Each student in the class is paired with a partner (or triple). The instructions of the activity are as follows:

• This game is played on a grid, i.e., $\ZZ^2$. You begin at $(0,0)$.
• You are allowed to move along the grid in two ways:
  • You can "hop" by moving along the vector $(7,11)$, i.e., moving $7$ units right and $11$ units up. You can also "hop backwards" by moving $7$ units left and $11$ units down.
  • You can "skip" by moving along the vector $(5,8)$, i.e., moving $5$ units right and $8$ units up. You can also "skip backwards" by moving $5$ units left and $8$ units down.
• The object of the game is to reach both points $(1,0)$ and $(0,1)$, by hopping and skipping from the origin.

Students are given a few minutes to work on this game, without interruption and without shouting out the answer!

Discussion

After playing the game for a few minutes, students are invited to discuss how they solved it.
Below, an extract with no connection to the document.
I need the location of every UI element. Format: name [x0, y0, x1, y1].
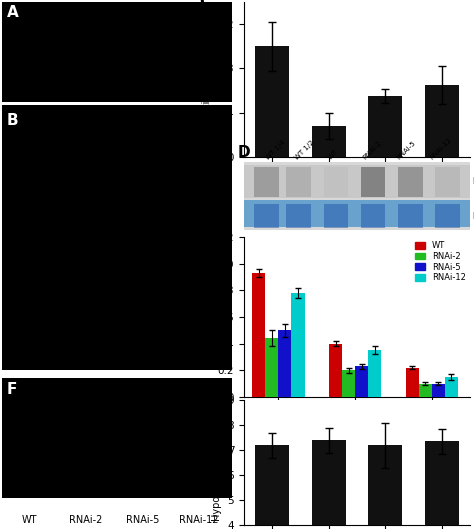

In particular, the following items should be discussed:

• Can the game be won?
• How do "compound moves" (call them "jumps" or "leaps", for example) help to solve the game?
• What solutions were found? How many hops and how many skips did it take?
• Is there a unique way to win the game?

Transition to the Reduction algorithm

One may play this game, by reducing the $x$ coordinate first. We begin with the hop and skip:

• $H = (7,11)$ and $S = (5,8)$.
• To reduce the $x$ coordinate, define a jump to be $J = H - S = (2,3)$.
• Now, consider the pair of moves $S = (5,8)$ and $J = (2,3)$.
• Again, one may reduce the $x$ coordinate, by defining a "leap" by $L = S - 2 J = (1,2)$.
• Now, consider the pair of moves $J = (2,3)$ and $L = (1,2)$.
• Define a "bound" by $B = J - L = (1,1)$.
• Define a "step" by $L - B = (0,1)$. This was one of our goals.
• Observe that $(1,1) - (0,1) = (1,0)$; this was another one of our goals.

The determinant

Suppose that $(a,b)$ and $(c,d)$ is a "pair of moves", i.e., a pair of vectors in $\ZZ^2$. The determinant is defined to be $\Delta = ad - bc$. The crucial properties of the determinant are the following:

• If we switch $(a,b)$ and $(c,d)$, the determinant changes only in sign:

$$cb - ad = - (ad - bc).$$

• If we replace $(a,b)$ by $(a \pm c, b \pm d)$, the determinant does not change:

$$(a \pm c) d - (b \pm d) c = (ad - bc) \pm cd \mp cd = ad - bc.$$

This "reduction via compound moves" may be formalized as follows:

1. Begin with two vectors $U = (a,b)$ and $V = (c,d)$ in $\ZZ^2$.
2. Assume that $ad - bc = \pm 1$. This implies that $GCD(a,c) = 1$.
3. Switching $U$ and $V$ in sign, and with eachother, if necessary, so that $a \geq c \geq 0$.
4. If $a = c$, then $a = 1$ and $c = 1$, since $GCD(a,c) = 1$. In this case, go to step 7.
5. If $a > c$, replace the pair $U,V$ with the pair $U - V, V$.
6. Return to step 3. Observe that the determinant does not change (up to sign) after this replacement.
7. If $a = 1$ and $c = 1$, the subtract $U$ from $V$.
8. This yields compound moves of the form $(1,b)$ and $(0,d)$. $d = \pm 1$, by the determinant condition.
9. Repeatedly subtracting $(0,1)$ from $(1,b)$ yields $(1,0)$.